Good advice Rick, and confirms that different strokes work for different folks. When I first picked up a bow, I used brass nocks ... then due to peer pressure and apparent superiority of tie-on, I switched to tie on. 

I set up some new strings recently, and thought I'd use a pair of brass due to ease of correct nocking point location. In my bare-shafting tests etc, I was surprised how sweet my bow sounded with the pair of brass. I did some shooting at various ranges, and once happy with my bareshaft tune I took off the brass and tied on some nocks. At 50m, my arrows were falling about 3 inches above the brassies, so I assume I lost a little speed - perhaps a loss of 1-2 FPS (the difference of one sight increment at 50m). Ok, so yes - of course you'll get SLIGHTLY more speed with tie on vs the weight of brassies ... but it's negligible. I did also notice that my sweet sounding string didn't sound so sweet with the tie-ons. I think the pair of brass were adding just enough weight to my bowstring to ease it's vibration on release, quieting it down considerably.

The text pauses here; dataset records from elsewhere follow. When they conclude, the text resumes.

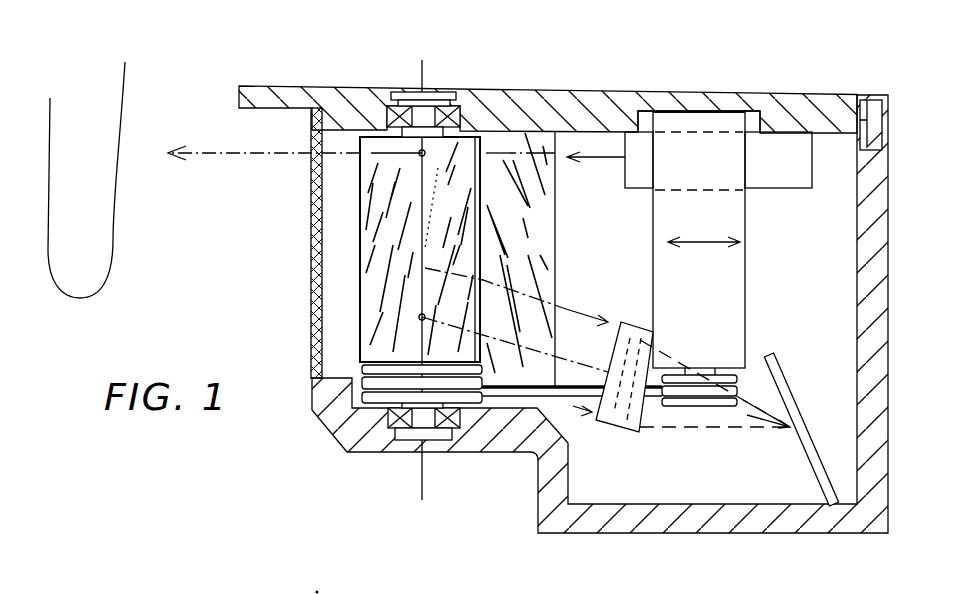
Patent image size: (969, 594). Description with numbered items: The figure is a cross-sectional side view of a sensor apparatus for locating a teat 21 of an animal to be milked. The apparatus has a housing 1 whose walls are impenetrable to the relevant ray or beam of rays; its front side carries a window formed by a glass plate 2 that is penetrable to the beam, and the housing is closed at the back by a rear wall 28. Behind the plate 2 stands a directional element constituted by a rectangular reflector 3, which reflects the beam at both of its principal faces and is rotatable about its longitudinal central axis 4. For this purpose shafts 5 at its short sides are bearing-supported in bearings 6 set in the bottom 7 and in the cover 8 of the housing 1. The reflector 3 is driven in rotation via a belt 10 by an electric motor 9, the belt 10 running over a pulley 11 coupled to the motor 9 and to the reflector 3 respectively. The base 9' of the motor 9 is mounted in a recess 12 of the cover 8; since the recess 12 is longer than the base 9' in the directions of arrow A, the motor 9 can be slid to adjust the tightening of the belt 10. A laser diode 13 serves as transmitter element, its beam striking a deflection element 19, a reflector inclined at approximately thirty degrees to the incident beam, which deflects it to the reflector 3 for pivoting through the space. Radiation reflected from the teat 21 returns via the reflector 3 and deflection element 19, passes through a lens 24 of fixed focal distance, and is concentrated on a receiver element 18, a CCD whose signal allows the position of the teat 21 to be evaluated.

The housing 1 is at (822, 550).
The glass plate 2 is at (311, 258).
The rectangular reflector 3 is at (375, 300).
The longitudinal central axis 4 is at (422, 62).
The shafts 5 is at (407, 90).
The bearings 6 is at (462, 106).
The bottom 7 is at (681, 515).
The cover 8 is at (598, 95).
The electric motor 9 is at (723, 240).
The base of motor 9' is at (704, 83).
The belt 10 is at (584, 387).
The pulley 11 is at (714, 406).
The recess 12 is at (648, 112).
The laser diode 13 is at (810, 178).
The receiver element 18 is at (790, 420).
The deflection element 19 is at (545, 203).
The teat 21 is at (97, 245).
The lens 24 is at (617, 434).
The rear wall 28 is at (858, 332).
The arrow A is at (704, 229).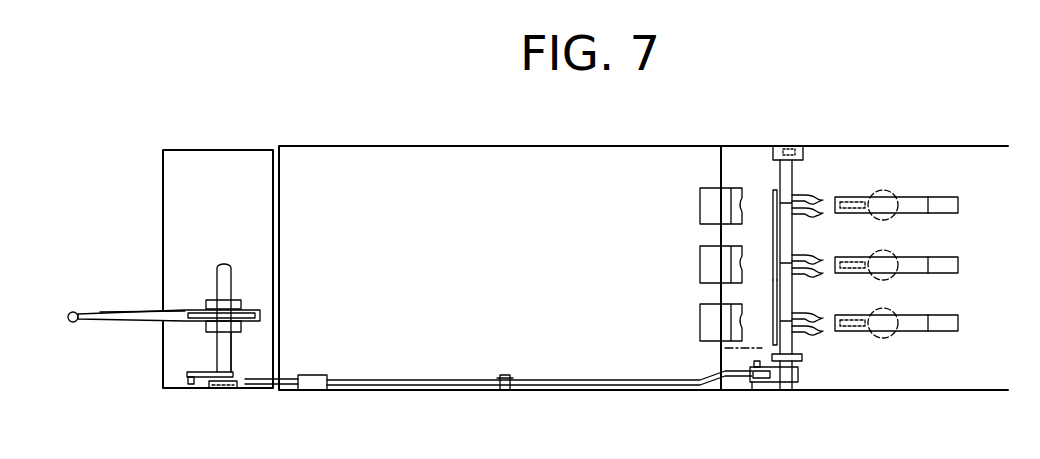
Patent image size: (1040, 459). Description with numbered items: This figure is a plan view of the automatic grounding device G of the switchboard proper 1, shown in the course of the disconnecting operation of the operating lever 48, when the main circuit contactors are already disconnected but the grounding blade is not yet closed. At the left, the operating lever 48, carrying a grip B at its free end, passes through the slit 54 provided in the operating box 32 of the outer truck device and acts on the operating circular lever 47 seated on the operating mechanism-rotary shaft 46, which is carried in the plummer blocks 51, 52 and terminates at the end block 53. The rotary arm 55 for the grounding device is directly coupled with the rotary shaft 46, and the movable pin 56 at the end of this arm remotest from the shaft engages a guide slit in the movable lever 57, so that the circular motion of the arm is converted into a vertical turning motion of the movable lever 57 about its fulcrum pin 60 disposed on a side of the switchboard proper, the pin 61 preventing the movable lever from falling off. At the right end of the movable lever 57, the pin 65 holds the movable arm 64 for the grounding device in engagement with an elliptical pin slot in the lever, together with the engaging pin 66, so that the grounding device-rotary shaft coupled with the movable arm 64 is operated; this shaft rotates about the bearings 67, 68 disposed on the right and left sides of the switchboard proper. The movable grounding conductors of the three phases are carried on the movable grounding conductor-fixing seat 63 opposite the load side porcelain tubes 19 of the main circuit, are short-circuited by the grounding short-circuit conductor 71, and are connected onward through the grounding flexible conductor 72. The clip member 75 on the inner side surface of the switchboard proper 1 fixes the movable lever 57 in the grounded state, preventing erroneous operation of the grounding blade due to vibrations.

Now, I'm considering going back to brassies. I lose maybe 2 FPS, ... and in the trade off I gain the ability to very quickly set and adjust a nock point on a string, as well as a string that sounds so much better. I also do away with maintenance, I've found that the tie-ons do require more TLC. 

I also remember Alan Eagleton telling me that he got all kinds of grief from other archers over his brassies; but they obviously don't hurt his recurve shooting. When I see archers like Alan and Rick advocating brassies, I listen, and re-evaluate


----------



## ATbluechip (Dec 19, 2012)

This is a great thread! Good information guys. I shoot compound with a Carter rope release. My tied in top nocking point has started to slide up on me. I'm not a fan of the brassies and didn't know if using glue on the string was taboo or not. So I created a nocking point from duct tape on the top of the tie in to prevent sliding. Works but have to keep an eye on it creeping back up. The black duct tape is ugly though. Now that I know I'm not alone with Duco cement, I may be removing that tape and dropping a dab on knot to see what happens. Anyone ever have their serving slide where the cams roll over? Spent last night slidign it back down tight. Now thinking about a dab of Duco at the top of the serving to prevent slip. I shoot barebow recurve in the summer months. Tie-ins on all 3 of my strings with no issues. Only issues with the compounds. Too many moving parts!


----------



## HikerDave (Jan 1, 2011)

caspian said:


> I like tied ones mainly for low profile and lack of wear on tab faces. brass nocks are best used to establish position though, due to ease of relocation.
> 
> glue = bad. use BCY nock tying thread and you will not go back. it costs under a cent per nock and melts down better than anything else into a knot that will not come undone.


I switched to my light arrows in preparation for field and tied on a couple of new nocking points with a nail knots. To fine-tune the nocking points I just twist the nocking points up or down on the string like a small nut.

A guy watching me came over and asked "Where did you get those adjustable nocking points?". Once I get a good tune I just superglue the nocking points in place. I don't think that the string will weaken because the glue mostly wicks into the nocking point. Anyways, I'm using 16 strands of D97 and I'm pretty sure that the string is strong enough -- I could probably tow a car with my bowstring.


----------



## caspian (Jan 13, 2009)

the issue is more around cracking, and abrasion from rigid "bits". melt the ends down into the nut and there's simply no need for it, any more than you'd glue the ends of your serving down.

also, there is no way known to man that you're relocating my tied nocking points without a knife. if they need moving - cut them off and do them again.


----------